Let $u_1,\ldots,u_k \in \mathbb R^n$, where $k\leq n$

Show that:

If $|u_{jj}| > \sum\limits_{i \neq j}|u_{ij}|$ (sum over the i's) then the vectors are linearly independent ( $u_{ij}$ denotes the $i$-th coordinate of the $j$-th vector).

I tried to prove by contradiction but with no success.

Answer 1

Suppose they are linearly dependent.

Then there would exist some combination.

$a_1 u_1 + a_2 u_2 + \cdots a_k u_k = 0$

Choose the $a_j$ with the largest absolute value.

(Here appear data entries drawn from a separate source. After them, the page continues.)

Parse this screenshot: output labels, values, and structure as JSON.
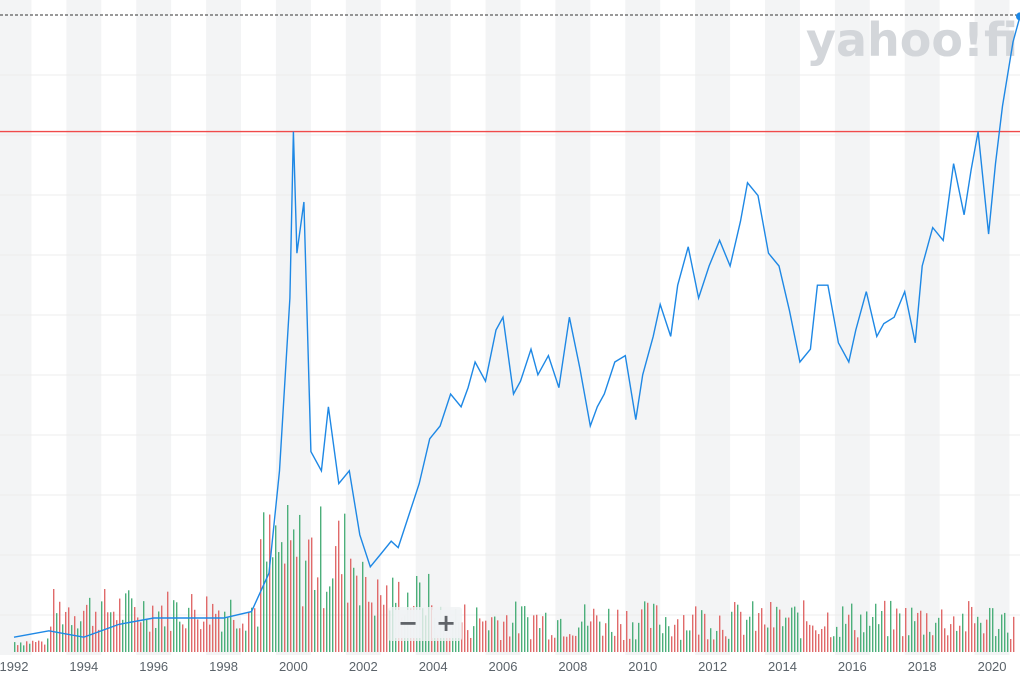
{
  "watermark": "yahoo!finance",
  "controls": {
    "zoom_out": "−",
    "zoom_in": "+"
  },
  "colors": {
    "line": "#1e88e5",
    "reference": "#f04a4a",
    "vol_up": "#4caf7a",
    "vol_down": "#e06a6a",
    "band": "#f3f4f5"
  },
  "chart_data": {
    "type": "line",
    "title": "",
    "xlabel": "",
    "ylabel": "",
    "x_ticks": [
      "1992",
      "1994",
      "1996",
      "1998",
      "2000",
      "2002",
      "2004",
      "2006",
      "2008",
      "2010",
      "2012",
      "2014",
      "2016",
      "2018",
      "2020"
    ],
    "xlim": [
      1991.6,
      2020.8
    ],
    "grid": true,
    "reference_line": 0.81,
    "last_price_marker": true,
    "series": [
      {
        "values_normalized": true,
        "x": [
          1992.0,
          1993.0,
          1994.0,
          1995.0,
          1996.0,
          1997.0,
          1998.0,
          1998.8,
          1999.3,
          1999.6,
          1999.9,
          2000.0,
          2000.1,
          2000.3,
          2000.5,
          2000.8,
          2001.0,
          2001.3,
          2001.6,
          2001.9,
          2002.2,
          2002.5,
          2002.8,
          2003.0,
          2003.3,
          2003.6,
          2003.9,
          2004.2,
          2004.5,
          2004.8,
          2005.0,
          2005.2,
          2005.5,
          2005.8,
          2006.0,
          2006.3,
          2006.5,
          2006.8,
          2007.0,
          2007.3,
          2007.6,
          2007.9,
          2008.2,
          2008.5,
          2008.7,
          2008.9,
          2009.2,
          2009.5,
          2009.8,
          2010.0,
          2010.3,
          2010.5,
          2010.8,
          2011.0,
          2011.3,
          2011.6,
          2011.9,
          2012.2,
          2012.5,
          2012.8,
          2013.0,
          2013.3,
          2013.6,
          2013.9,
          2014.2,
          2014.5,
          2014.8,
          2015.0,
          2015.3,
          2015.6,
          2015.9,
          2016.1,
          2016.4,
          2016.7,
          2016.9,
          2017.2,
          2017.5,
          2017.8,
          2018.0,
          2018.3,
          2018.6,
          2018.9,
          2019.2,
          2019.4,
          2019.6,
          2019.9,
          2020.1,
          2020.3,
          2020.6,
          2020.8
        ],
        "y": [
          0.02,
          0.03,
          0.02,
          0.04,
          0.05,
          0.05,
          0.05,
          0.06,
          0.12,
          0.28,
          0.55,
          0.81,
          0.62,
          0.7,
          0.31,
          0.28,
          0.38,
          0.26,
          0.28,
          0.18,
          0.13,
          0.15,
          0.17,
          0.16,
          0.21,
          0.26,
          0.33,
          0.35,
          0.4,
          0.38,
          0.41,
          0.45,
          0.42,
          0.5,
          0.52,
          0.4,
          0.42,
          0.47,
          0.43,
          0.46,
          0.41,
          0.52,
          0.44,
          0.35,
          0.38,
          0.4,
          0.45,
          0.46,
          0.36,
          0.43,
          0.49,
          0.54,
          0.49,
          0.57,
          0.63,
          0.55,
          0.6,
          0.64,
          0.6,
          0.67,
          0.73,
          0.71,
          0.62,
          0.6,
          0.53,
          0.45,
          0.47,
          0.57,
          0.57,
          0.48,
          0.45,
          0.5,
          0.56,
          0.49,
          0.51,
          0.52,
          0.56,
          0.48,
          0.6,
          0.66,
          0.64,
          0.76,
          0.68,
          0.75,
          0.81,
          0.65,
          0.76,
          0.85,
          0.95,
          0.99
        ]
      }
    ],
    "volume_normalized": true
  }
}
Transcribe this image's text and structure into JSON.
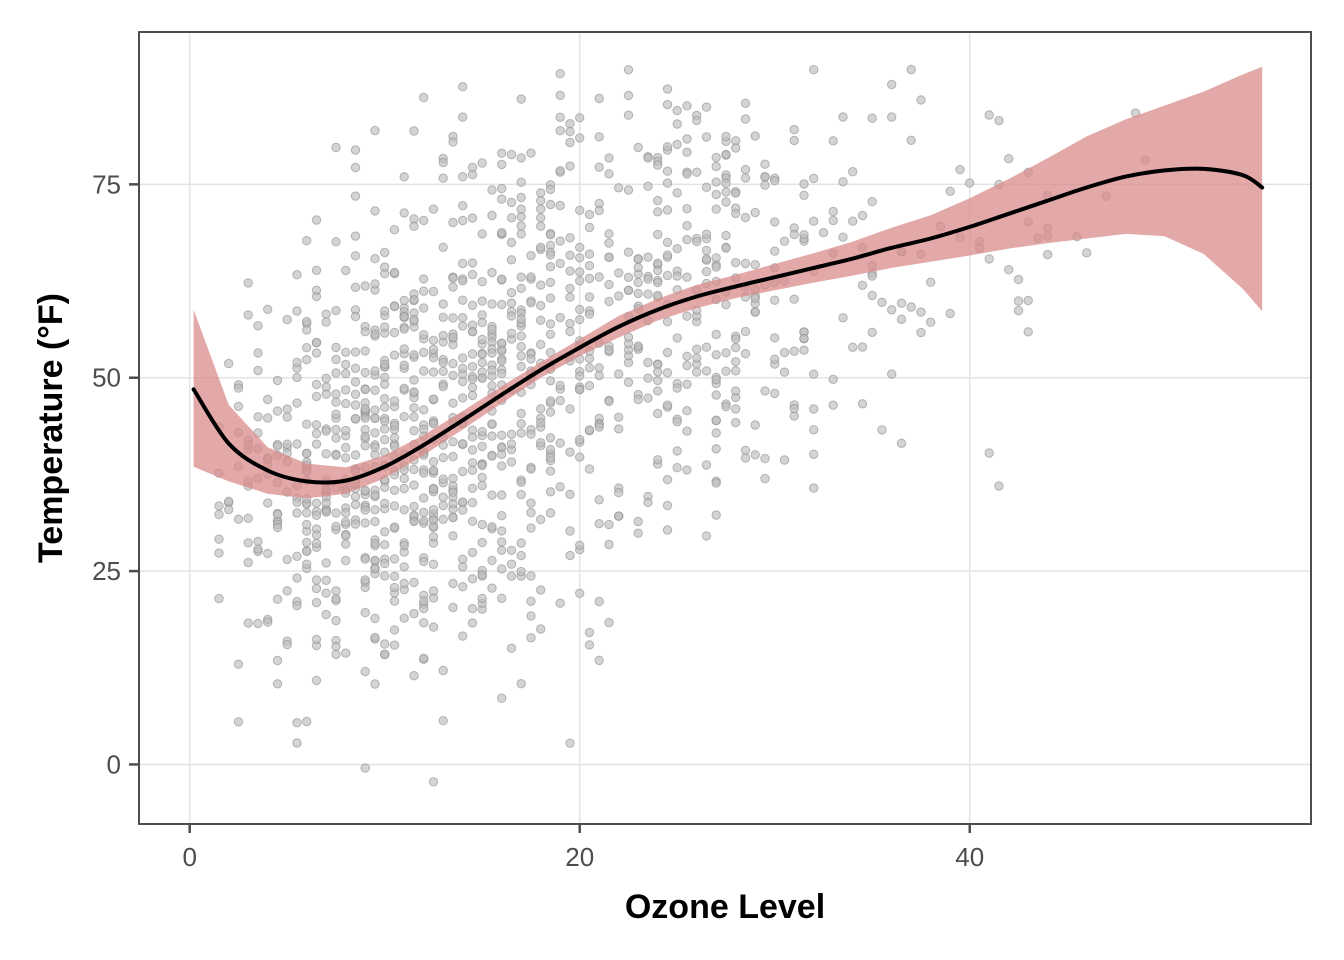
{
  "chart_data": {
    "type": "scatter",
    "title": "",
    "xlabel": "Ozone Level",
    "ylabel": "Temperature (°F)",
    "xlim": [
      -2.6,
      57.5
    ],
    "ylim": [
      -7.7,
      94.7
    ],
    "grid": true,
    "legend": "none",
    "x_ticks": [
      0,
      20,
      40
    ],
    "x_tick_labels": [
      "0",
      "20",
      "40"
    ],
    "y_ticks": [
      0,
      25,
      50,
      75
    ],
    "y_tick_labels": [
      "0",
      "25",
      "50",
      "75"
    ],
    "colors": {
      "points_fill": "#bdbdbd",
      "points_stroke": "#8c8c8c",
      "smooth_line": "#000000",
      "ci_band": "#d98c8c",
      "grid": "#e3e3e3",
      "panel_border": "#4d4d4d"
    },
    "scatter_summary": {
      "n_points": 1330,
      "x_range": [
        0,
        55
      ],
      "y_range": [
        -3,
        90
      ],
      "note_clusters": [
        {
          "x_mean": 9,
          "x_sd": 4,
          "y_mean": 38,
          "y_sd": 14,
          "n": 520
        },
        {
          "x_mean": 16,
          "x_sd": 4,
          "y_mean": 50,
          "y_sd": 18,
          "n": 380
        },
        {
          "x_mean": 25,
          "x_sd": 5,
          "y_mean": 62,
          "y_sd": 14,
          "n": 330
        },
        {
          "x_mean": 37,
          "x_sd": 6,
          "y_mean": 68,
          "y_sd": 12,
          "n": 100
        }
      ]
    },
    "smooth": {
      "method": "loess",
      "x": [
        0.2,
        2,
        4,
        6,
        8,
        10,
        12,
        14,
        16,
        18,
        20,
        22,
        24,
        26,
        28,
        30,
        32,
        34,
        36,
        38,
        40,
        42,
        44,
        46,
        48,
        50,
        52,
        54,
        55
      ],
      "y": [
        48.5,
        41.5,
        38.0,
        36.6,
        36.7,
        38.5,
        41.3,
        44.5,
        47.8,
        51.0,
        53.9,
        56.6,
        58.8,
        60.5,
        61.8,
        63.0,
        64.2,
        65.4,
        66.8,
        68.0,
        69.5,
        71.2,
        72.9,
        74.6,
        76.0,
        76.8,
        77.0,
        76.2,
        74.6
      ],
      "ci_low": [
        38.5,
        36.6,
        35.0,
        34.4,
        35.0,
        37.0,
        40.0,
        43.3,
        46.7,
        50.0,
        52.8,
        55.2,
        57.4,
        59.0,
        60.3,
        61.3,
        62.3,
        63.2,
        64.2,
        65.0,
        65.8,
        66.7,
        67.4,
        68.0,
        68.6,
        68.3,
        66.0,
        61.5,
        58.6
      ],
      "ci_high": [
        58.8,
        46.5,
        41.0,
        38.9,
        38.4,
        40.0,
        42.6,
        45.7,
        48.9,
        52.0,
        55.0,
        58.0,
        60.2,
        62.0,
        63.3,
        64.7,
        66.1,
        67.6,
        69.4,
        71.0,
        73.2,
        75.7,
        78.4,
        81.2,
        83.4,
        85.2,
        87.0,
        89.2,
        90.2
      ]
    }
  }
}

$|a_j u_{jj}| > \sum_\limits{i\ne j} |a_i u_{ji}|$

$a_1 u_1 + a_2 u_2 + \cdots a_k u_k \ne 0$

Answer 2

make a set of $v_1 ...v_n \in R^k$ where $v_ij=u_ji$

if we can show $v_1 ...v_k$ are linearly independent, we can conclude that the rank is k and thus $u_1 ...u_k$ are linearly independent.

For $v_1 ...v_k$, we may be able to use Doug M's method of contradiction.